The working class must now consciously reorient its struggles based upon the revolutionary socialist perspective that inspired the October Revolution. There is no solution to the present crisis outside of the mobilisation of a mass political and social movement of the entire working class against the profit system and its defenders—the Tory/Lib-Dem government as well as the Labour and trade union bureaucracy and their appendages in the various ex-left groups.

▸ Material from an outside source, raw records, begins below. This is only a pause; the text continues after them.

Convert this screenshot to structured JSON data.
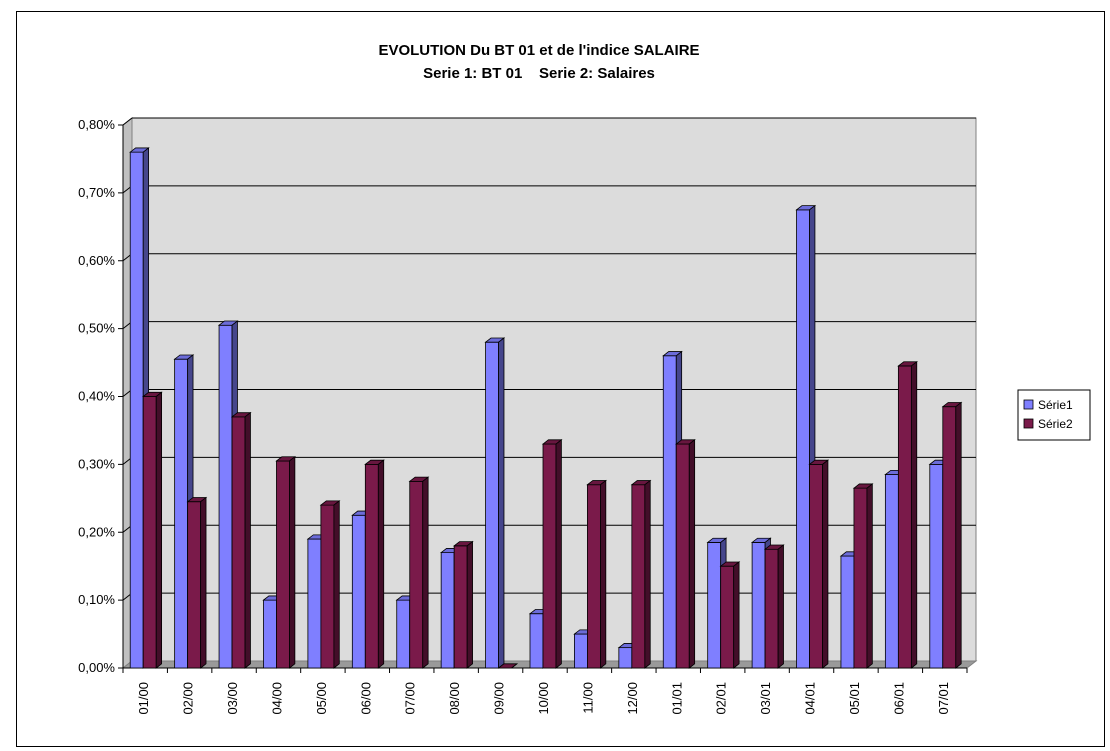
{
  "chart_data": {
    "type": "bar",
    "title": "EVOLUTION Du BT 01 et de l'indice SALAIRE",
    "subtitle": "Serie 1: BT 01    Serie 2: Salaires",
    "categories": [
      "01/00",
      "02/00",
      "03/00",
      "04/00",
      "05/00",
      "06/00",
      "07/00",
      "08/00",
      "09/00",
      "10/00",
      "11/00",
      "12/00",
      "01/01",
      "02/01",
      "03/01",
      "04/01",
      "05/01",
      "06/01",
      "07/01"
    ],
    "series": [
      {
        "name": "Série1",
        "color": "#7f7fff",
        "values": [
          0.76,
          0.455,
          0.505,
          0.1,
          0.19,
          0.225,
          0.1,
          0.17,
          0.48,
          0.08,
          0.05,
          0.03,
          0.46,
          0.185,
          0.185,
          0.675,
          0.165,
          0.285,
          0.3
        ]
      },
      {
        "name": "Série2",
        "color": "#7a1a4a",
        "values": [
          0.4,
          0.245,
          0.37,
          0.305,
          0.24,
          0.3,
          0.275,
          0.18,
          0.0,
          0.33,
          0.27,
          0.27,
          0.33,
          0.15,
          0.175,
          0.3,
          0.265,
          0.445,
          0.385
        ]
      }
    ],
    "ylim": [
      0,
      0.8
    ],
    "yticks": [
      "0,00%",
      "0,10%",
      "0,20%",
      "0,30%",
      "0,40%",
      "0,50%",
      "0,60%",
      "0,70%",
      "0,80%"
    ],
    "grid": true,
    "legend_position": "right"
  }
}
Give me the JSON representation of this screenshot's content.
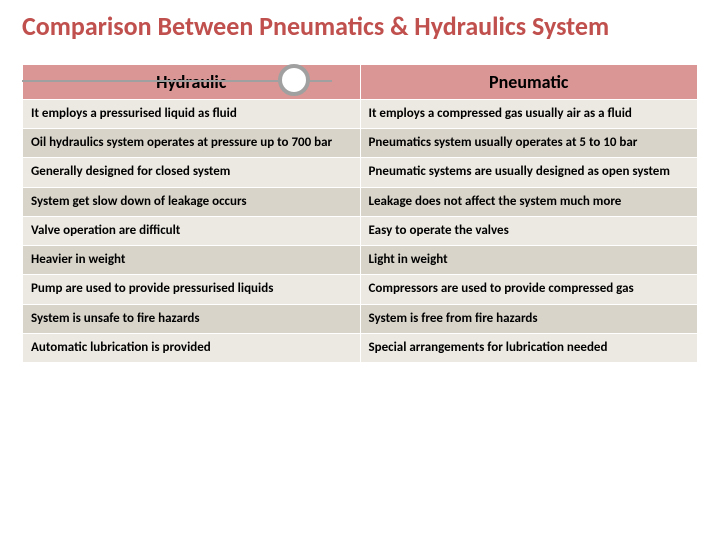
{
  "title": "Comparison Between Pneumatics & Hydraulics System",
  "title_color": "#c0504d",
  "underline_color": "#a0a0a0",
  "circle_border_color": "#a0a0a0",
  "table": {
    "header_bg": "#d99694",
    "row_bg_odd": "#ece9e2",
    "row_bg_even": "#d8d4ca",
    "border_color": "#ffffff",
    "header_fontsize": 18,
    "cell_fontsize": 13,
    "columns": [
      "Hydraulic",
      "Pneumatic"
    ],
    "rows": [
      [
        "It employs a pressurised liquid as fluid",
        "It employs a compressed gas usually air as a fluid"
      ],
      [
        "Oil hydraulics system operates at pressure up to 700 bar",
        "Pneumatics system usually operates at 5 to 10 bar"
      ],
      [
        "Generally designed for closed system",
        "Pneumatic systems are usually designed as open system"
      ],
      [
        "System get slow down of leakage occurs",
        "Leakage does not affect the system much more"
      ],
      [
        "Valve operation are difficult",
        "Easy to operate the valves"
      ],
      [
        "Heavier in weight",
        "Light in weight"
      ],
      [
        "Pump are used to provide pressurised liquids",
        "Compressors are used to provide compressed gas"
      ],
      [
        "System is unsafe to fire hazards",
        "System is free from fire hazards"
      ],
      [
        "Automatic lubrication is provided",
        "Special arrangements for lubrication needed"
      ]
    ]
  }
}
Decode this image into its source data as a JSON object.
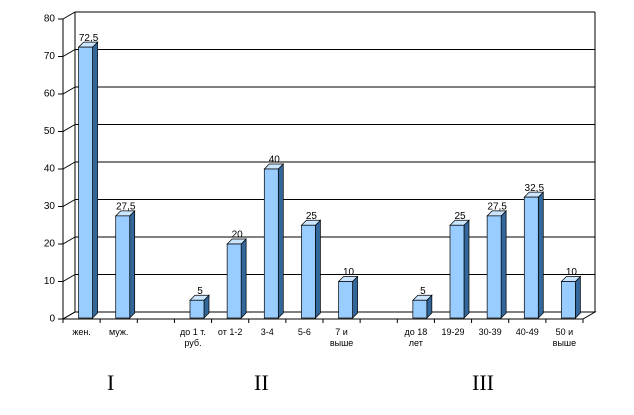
{
  "chart_data": {
    "type": "bar",
    "categories": [
      "жен.",
      "муж.",
      null,
      "до 1 т. руб.",
      "от 1-2",
      "3-4",
      "5-6",
      "7 и выше",
      null,
      "до 18 лет",
      "19-29",
      "30-39",
      "40-49",
      "50 и выше"
    ],
    "values": [
      72.5,
      27.5,
      null,
      5,
      20,
      40,
      25,
      10,
      null,
      5,
      25,
      27.5,
      32.5,
      10
    ],
    "value_labels": [
      "72,5",
      "27,5",
      null,
      "5",
      "20",
      "40",
      "25",
      "10",
      null,
      "5",
      "25",
      "27,5",
      "32,5",
      "10"
    ],
    "color": "#99ccff",
    "ylim": [
      0,
      80
    ],
    "yticks": [
      0,
      10,
      20,
      30,
      40,
      50,
      60,
      70,
      80
    ],
    "grid": true,
    "annotations": [
      "I",
      "II",
      "III"
    ]
  }
}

This is an international struggle, demanding a unified offensive against globally-organised capital by the workers and young people of Britain, Europe, the United States and the entire world. The goal must be the creation of workers’ governments that will ensure the democratic management of the economy to meet the essential social requirements for decent and well-paid jobs, healthcare, education and housing.

Above all else, the working class requires a new and genuinely socialist leadership that will defend its interests with the same radicalism and determination that is presently only evidenced by the political agents of big business.